To her benefit, the audience is all the more engaged for it, be they her most devoted fans or the second-date couple who bought tickets on a lark (it is the Kennedy Center, after all). Regardless of whether she is introducing a new number (“I Love Today” by Kim Kalesti, so sweet) or succumbing to the pressures of singing more “popular” standards (like Alan Jay Lerner and Frederick Loewe’s “I Could Have Danced All Night,” jubilation, and John Kander and Fred Ebb’s “Cabaret,” fresh and bluesy), the audience unwittingly shifts toward the front of their seats in expectant anticipation of where she may be taking them.
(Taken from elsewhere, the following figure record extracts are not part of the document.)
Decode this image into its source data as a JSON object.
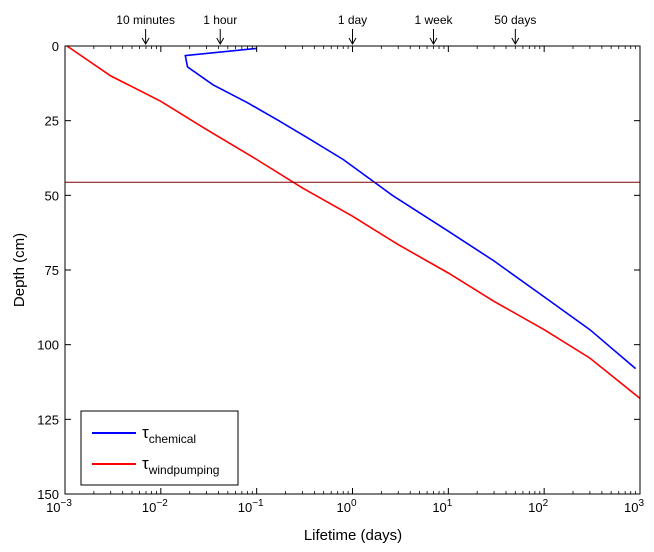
{
  "chart_data": {
    "type": "line",
    "xlabel": "Lifetime (days)",
    "ylabel": "Depth (cm)",
    "x_scale": "log",
    "xlim": [
      0.001,
      1000
    ],
    "ylim": [
      150,
      0
    ],
    "x_ticks": [
      {
        "value": 0.001,
        "base": "10",
        "exp": "−3"
      },
      {
        "value": 0.01,
        "base": "10",
        "exp": "−2"
      },
      {
        "value": 0.1,
        "base": "10",
        "exp": "−1"
      },
      {
        "value": 1,
        "base": "10",
        "exp": "0"
      },
      {
        "value": 10,
        "base": "10",
        "exp": "1"
      },
      {
        "value": 100,
        "base": "10",
        "exp": "2"
      },
      {
        "value": 1000,
        "base": "10",
        "exp": "3"
      }
    ],
    "y_ticks": [
      0,
      25,
      50,
      75,
      100,
      125,
      150
    ],
    "top_markers": [
      {
        "label": "10 minutes",
        "value": 0.00694
      },
      {
        "label": "1 hour",
        "value": 0.04167
      },
      {
        "label": "1 day",
        "value": 1
      },
      {
        "label": "1 week",
        "value": 7
      },
      {
        "label": "50 days",
        "value": 50
      }
    ],
    "hline": {
      "depth": 45.6,
      "color": "#800000"
    },
    "series": [
      {
        "name": "τ",
        "subscript": "chemical",
        "color": "#0000ff",
        "x": [
          0.1,
          0.018,
          0.019,
          0.035,
          0.08,
          0.17,
          0.35,
          0.8,
          2.6,
          10,
          30,
          100,
          300,
          900
        ],
        "y": [
          0.8,
          3.2,
          7,
          13,
          19,
          25,
          31,
          38,
          50,
          62,
          72,
          84,
          95,
          108
        ]
      },
      {
        "name": "τ",
        "subscript": "windpumping",
        "color": "#ff0000",
        "x": [
          0.00105,
          0.003,
          0.01,
          0.03,
          0.1,
          0.3,
          1,
          3,
          10,
          30,
          100,
          300,
          1000
        ],
        "y": [
          0,
          10,
          18.5,
          28,
          38,
          47.5,
          57,
          66.5,
          76,
          85.5,
          95,
          104.5,
          118
        ]
      }
    ],
    "grid": false,
    "legend_position": "bottom-left"
  }
}
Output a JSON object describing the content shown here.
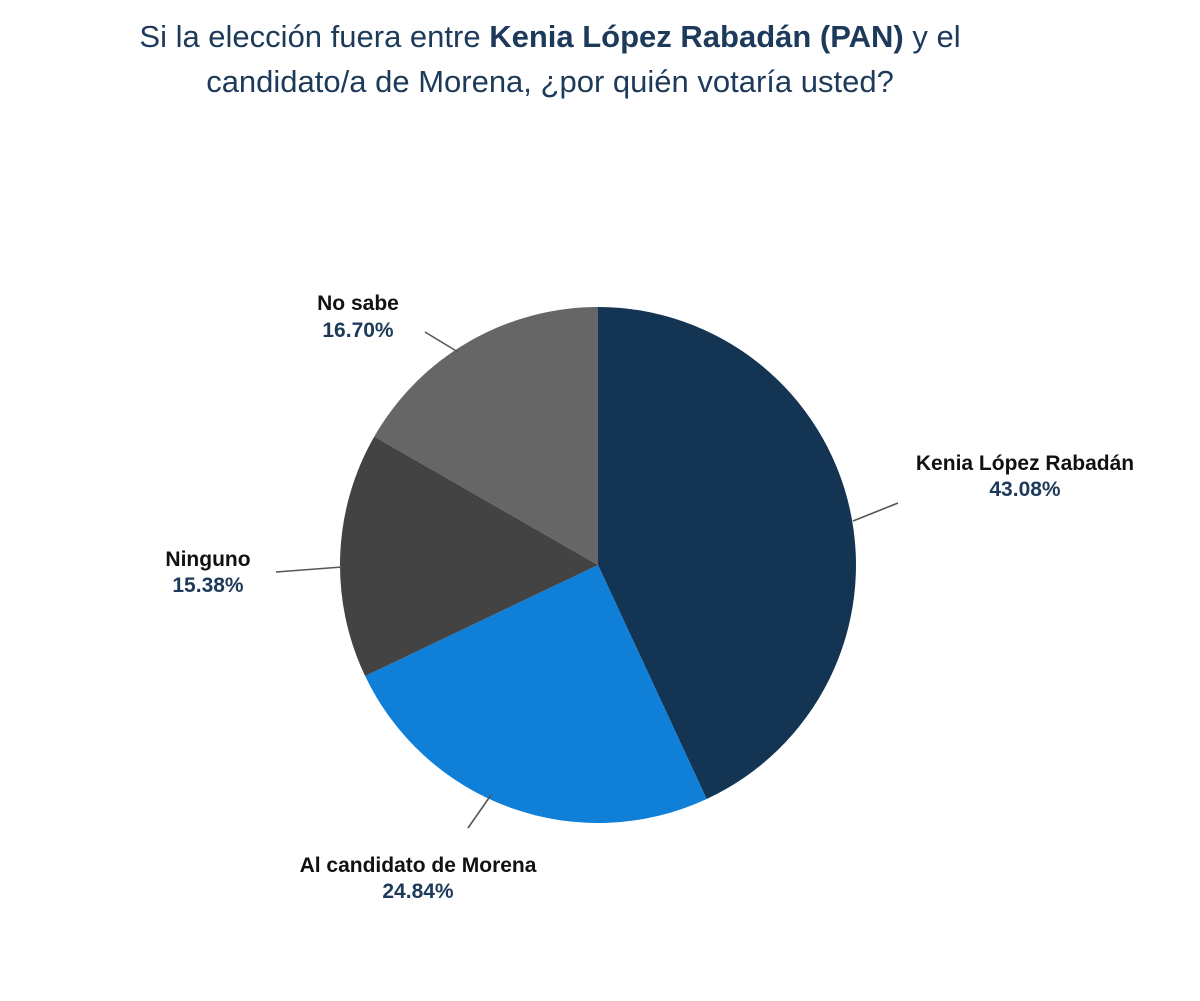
{
  "title": {
    "part1": "Si la elección fuera entre ",
    "bold": "Kenia López Rabadán (PAN)",
    "part2": " y el candidato/a de Morena, ¿por quién votaría usted?"
  },
  "chart_data": {
    "type": "pie",
    "title": "Si la elección fuera entre Kenia López Rabadán (PAN) y el candidato/a de Morena, ¿por quién votaría usted?",
    "start_angle": "12 o'clock",
    "direction": "clockwise",
    "slices": [
      {
        "label": "Kenia López Rabadán",
        "value": 43.08,
        "value_label": "43.08%",
        "color": "#133553"
      },
      {
        "label": "Al candidato de Morena",
        "value": 24.84,
        "value_label": "24.84%",
        "color": "#0f7fd8"
      },
      {
        "label": "Ninguno",
        "value": 15.38,
        "value_label": "15.38%",
        "color": "#434343"
      },
      {
        "label": "No sabe",
        "value": 16.7,
        "value_label": "16.70%",
        "color": "#666666"
      }
    ]
  }
}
It helps that she has the support of a nimble, savvy music director in Andy Einhorn. Under his guest baton, the NSO fades appropriately into the background on most numbers (even though sound balance issues in the Concert Hall occasionally relinquished McDonald’s voice to the musical force behind her), but teeters on the verge of underutilization. The single exception is Richard Rodgers’ “Carousel Waltz,” one of the composer’s finest works, which functions as both an overture and a showcase of the orchestra’s musical bravado. It is a transporting selection, effectively repositioning the audience in an era when show tunes and pop hits were one and the same, and transforming the Concert Hall, with its four tiers and a seating capacity that far outnumbers any of the 41 legitimate Broadway theaters, into something more akin to a cramped auditorium wedged on 45th St between 7th and 8th Avenues.
Experiencing such a performance in this living monument to the performing arts, one can’t help but wonder if (or, perhaps, when) McDonald will find herself in the President’s Box at a future Kennedy Center Honors. In a business where so few achieve the kind of professional longevity McDonald has achieved (with 13 Broadway credits across three decades under her belt), one can only hope that her contributions to the American musical theater will eventually be immortalized in such a way. But, thankfully, there is no indicator that she is stopping any time soon. Is it possible for a person to begin a career in their prime and never leave it? The folks at Spotify shouldn’t be surprised to see a spike in McDonald-related streams throughout the Washington area this week. Whenever McDonald rolls into town, or comes through a pair of headphones as clear as a whistle, one can’t help but think: happy days are here again.
Running Time: Two hours and 10 minutes.
Audra McDonald plays a two-night engagement with the National Symphony Orchestra on January 30 and 31, 2024, in the John F. Kennedy Center for Performing Arts Concert Hall, 2700 F St NW, Washington, DC.